By Trevor Hunnicutt
WASHINGTON U.S. President Joe Biden's re-election campaign will use next week's Republican debate in the battleground state of Wisconsin to engage thousands of social media volunteers and launch their first advertising campaign aimed at Black and Latino voters, according to a Democratic official.
Republican presidential contenders are gathering in Milwaukee next Wednesday for their first debate of the 2024 campaign season, even though front-runner and former President Donald Trump says he will skip the Fox News broadcast.
Trump may be absent but Democrats will be watching closely, in Milwaukee and across the country, using it as "as a high-impact press and organizing opportunity," according to the campaign official, who declined to be identified.
Starting on Wednesday, the Biden campaign will begin running its third major paid ad campaign of the election cycle, including the first messages aimed at Latino and Black media, the official said, while declining to give a dollar figure.
They plan to placard Milwaukee with advertisements listing Biden's "record of accomplishments," while a billboard truck will circle the debate venue. Biden campaign co-chair Cedric Richmond and Democratic National Committee (DNC) chair Jaime Harrison will hold a press conference before the debate.
The campaign will ask hundreds of thousands of volunteers, particularly in swing states, to post online during the debate, contrasting Republican statements with Biden's record, after holding a massive training session this weekend.
"We're using the debate as an opportunity to activate and energize our supporters, as well as expand support for the Biden-Harris ticket and our agenda for the middle class and protecting Americans' freedoms," Biden campaign manager Julie Chavez Rodriguez said in a statement.
Biden's low-key re-election campaign has so far largely avoided public rallies and events, with Biden focusing largely on fundraising and the presidency.

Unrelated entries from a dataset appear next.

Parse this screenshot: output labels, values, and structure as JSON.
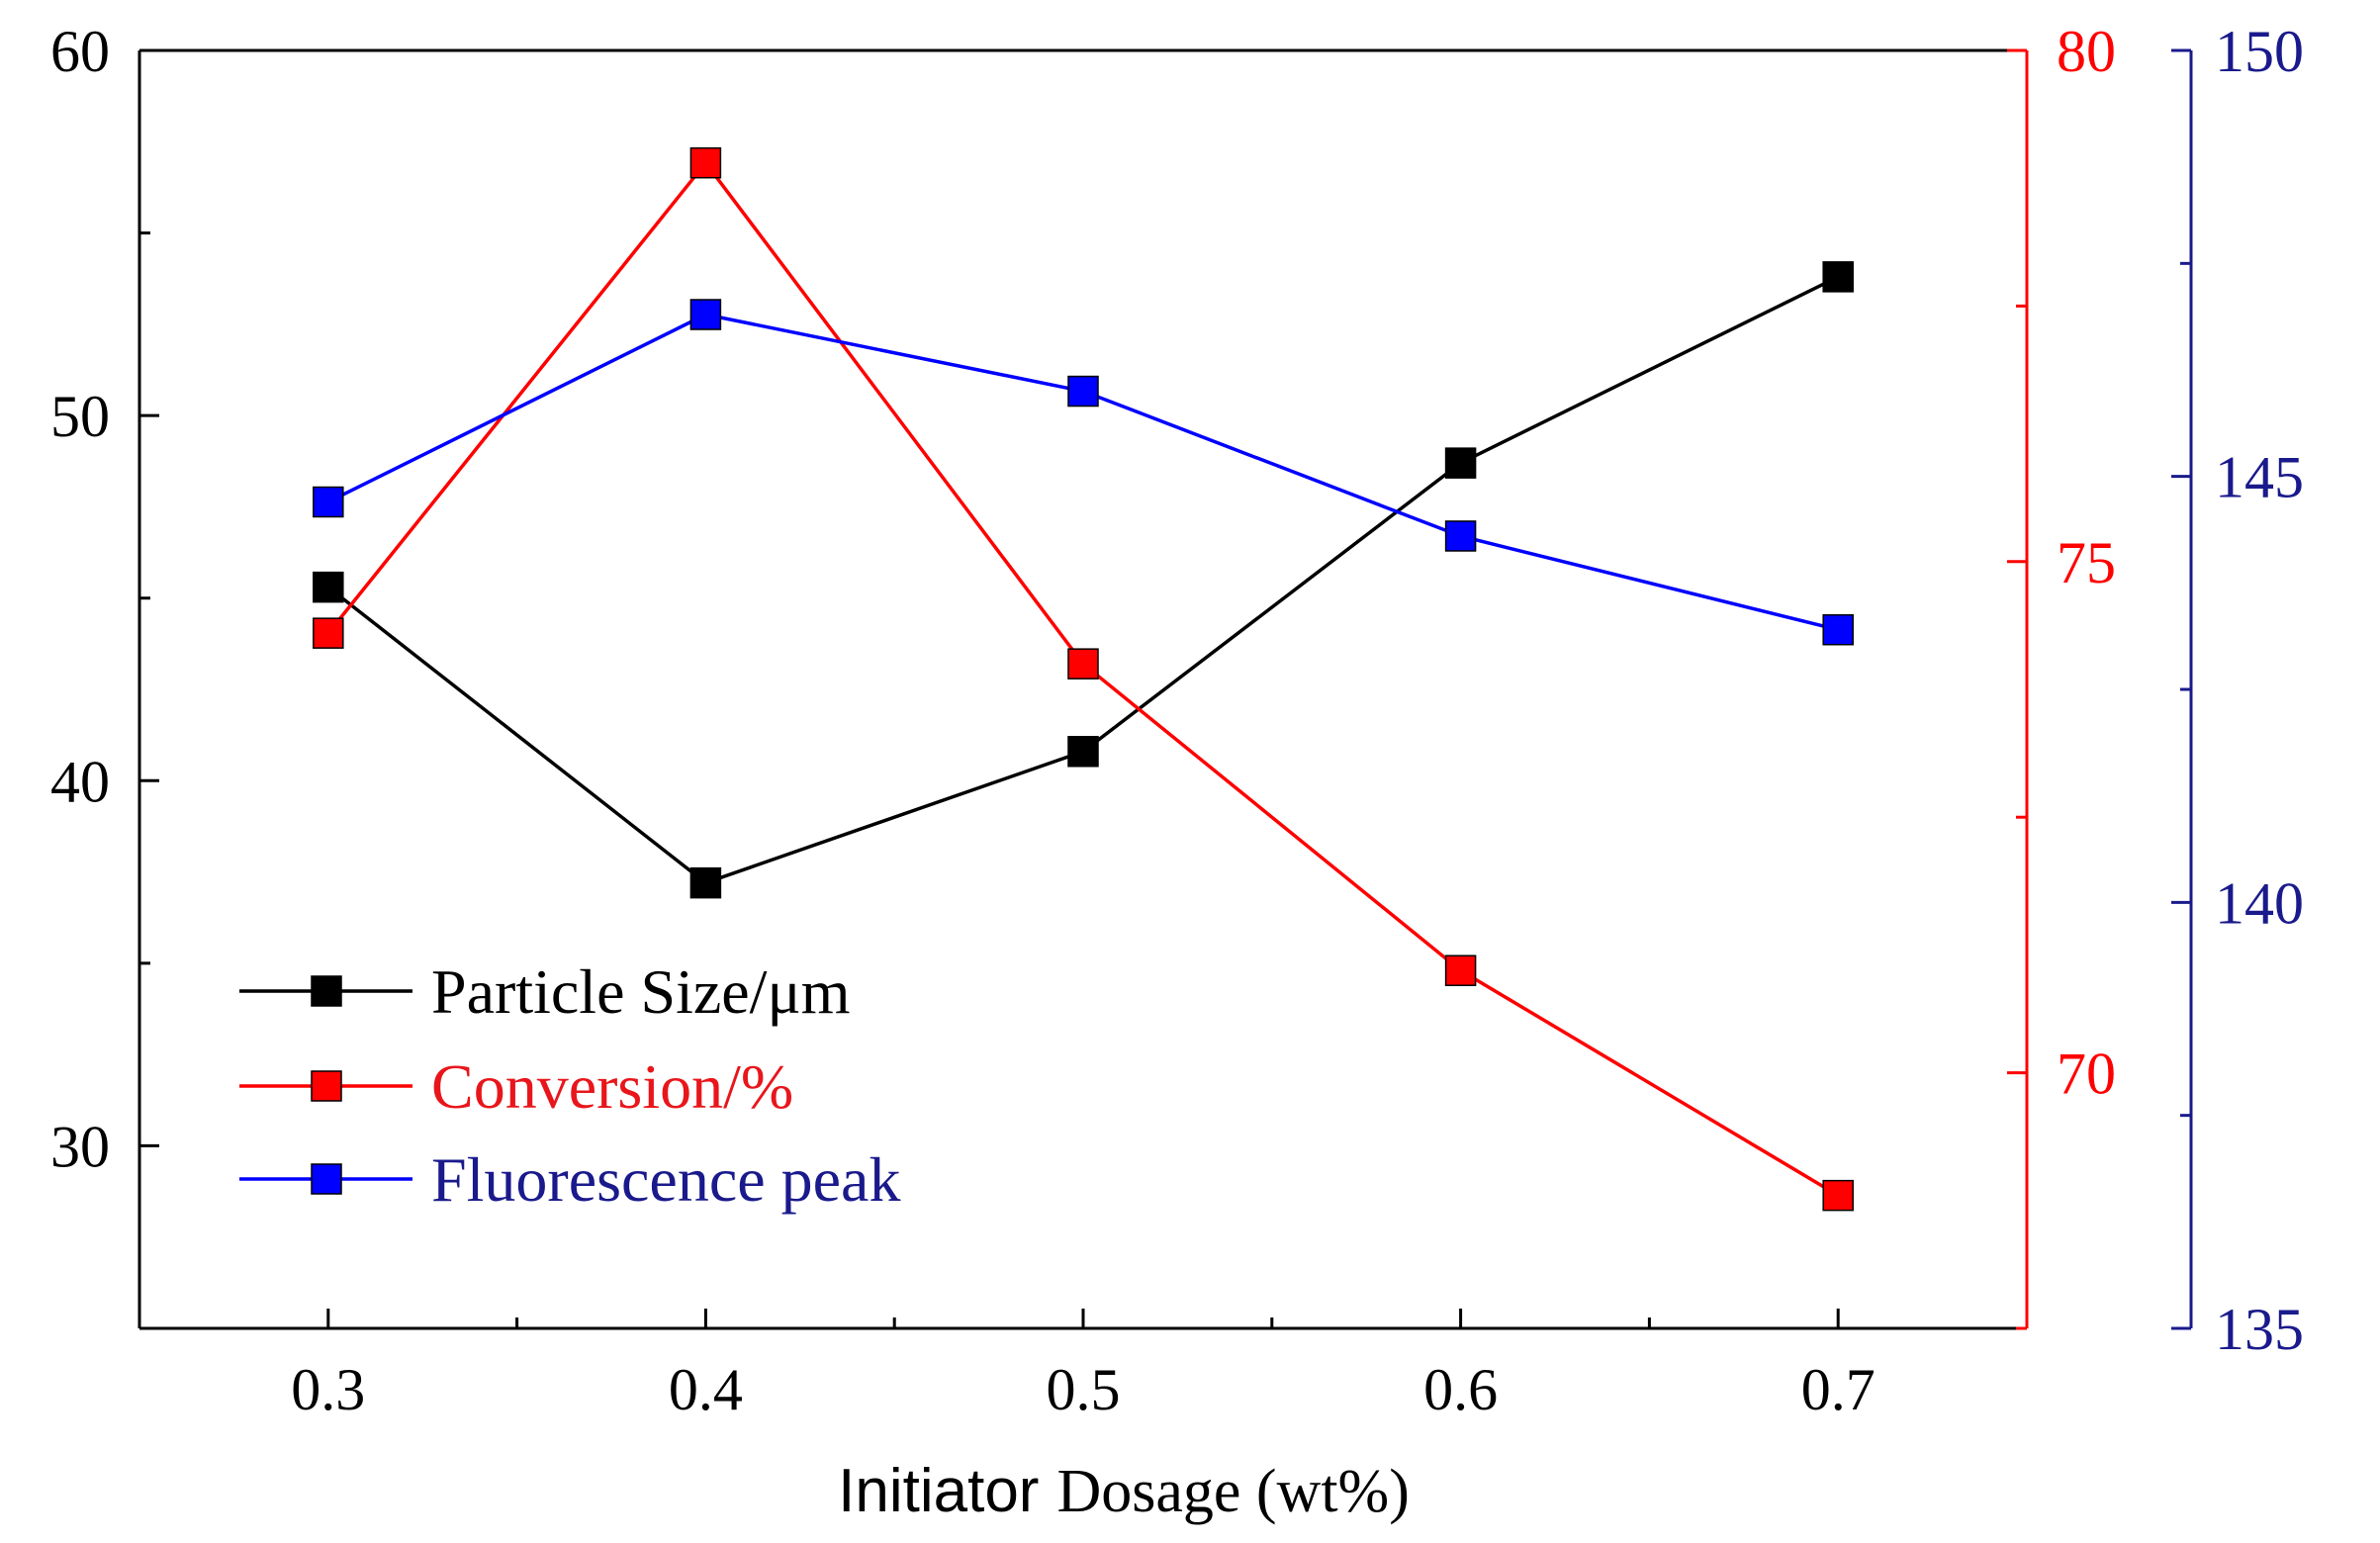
{
  "chart_data": {
    "type": "line",
    "x_values": [
      0.3,
      0.4,
      0.5,
      0.6,
      0.7
    ],
    "x_tick_labels": [
      "0.3",
      "0.4",
      "0.5",
      "0.6",
      "0.7"
    ],
    "xlim": [
      0.25,
      0.75
    ],
    "xlabel_part1": "Initiator",
    "xlabel_part2": "Dosage (wt%)",
    "series": [
      {
        "key": "size",
        "name": "Particle Size/μm",
        "color": "#000000",
        "values": [
          45.3,
          37.2,
          40.8,
          48.7,
          53.8
        ],
        "axis": "left"
      },
      {
        "key": "conv",
        "name": "Conversion/%",
        "color": "#ff0000",
        "values": [
          74.3,
          78.9,
          74.0,
          71.0,
          68.8
        ],
        "axis": "right1"
      },
      {
        "key": "fluor",
        "name": "Fluorescence peak",
        "color": "#0000ff",
        "values": [
          144.7,
          146.9,
          146.0,
          144.3,
          143.2
        ],
        "axis": "right2"
      }
    ],
    "axes": {
      "left": {
        "ylim": [
          25,
          60
        ],
        "ticks": [
          30,
          40,
          50,
          60
        ],
        "tick_labels": [
          "30",
          "40",
          "50",
          "60"
        ],
        "color": "#000000"
      },
      "right1": {
        "ylim": [
          67.5,
          80
        ],
        "ticks": [
          70,
          75,
          80
        ],
        "tick_labels": [
          "70",
          "75",
          "80"
        ],
        "color": "#ff0000"
      },
      "right2": {
        "ylim": [
          135,
          150
        ],
        "ticks": [
          135,
          140,
          145,
          150
        ],
        "tick_labels": [
          "135",
          "140",
          "145",
          "150"
        ],
        "color": "#1a1a8c"
      }
    },
    "legend_position": "bottom-left",
    "legend_text_colors": [
      "#000000",
      "#e8161b",
      "#1a1a8c"
    ]
  }
}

No serious challenge has emerged for Biden's Democratic Party nomination. A slow start to an incumbent's presidential re-election campaign is not unusual: Barack Obama held his first official rally for the 2012 election in May of that year.
Biden needs to woo unimpressed Black and Latino voters who made his 2020 election victory possible, energize Democrats' unenthusiastic about a second four-year term, and lift his approval ratings from their current 40% range, political strategists say.
Wisconsin is among a handful of closely divided "swing" states where both parties are focusing resources in 2024. Biden won the state by less than a percentage point in 2020; Trump won Wisconsin by a similar margin in 2016.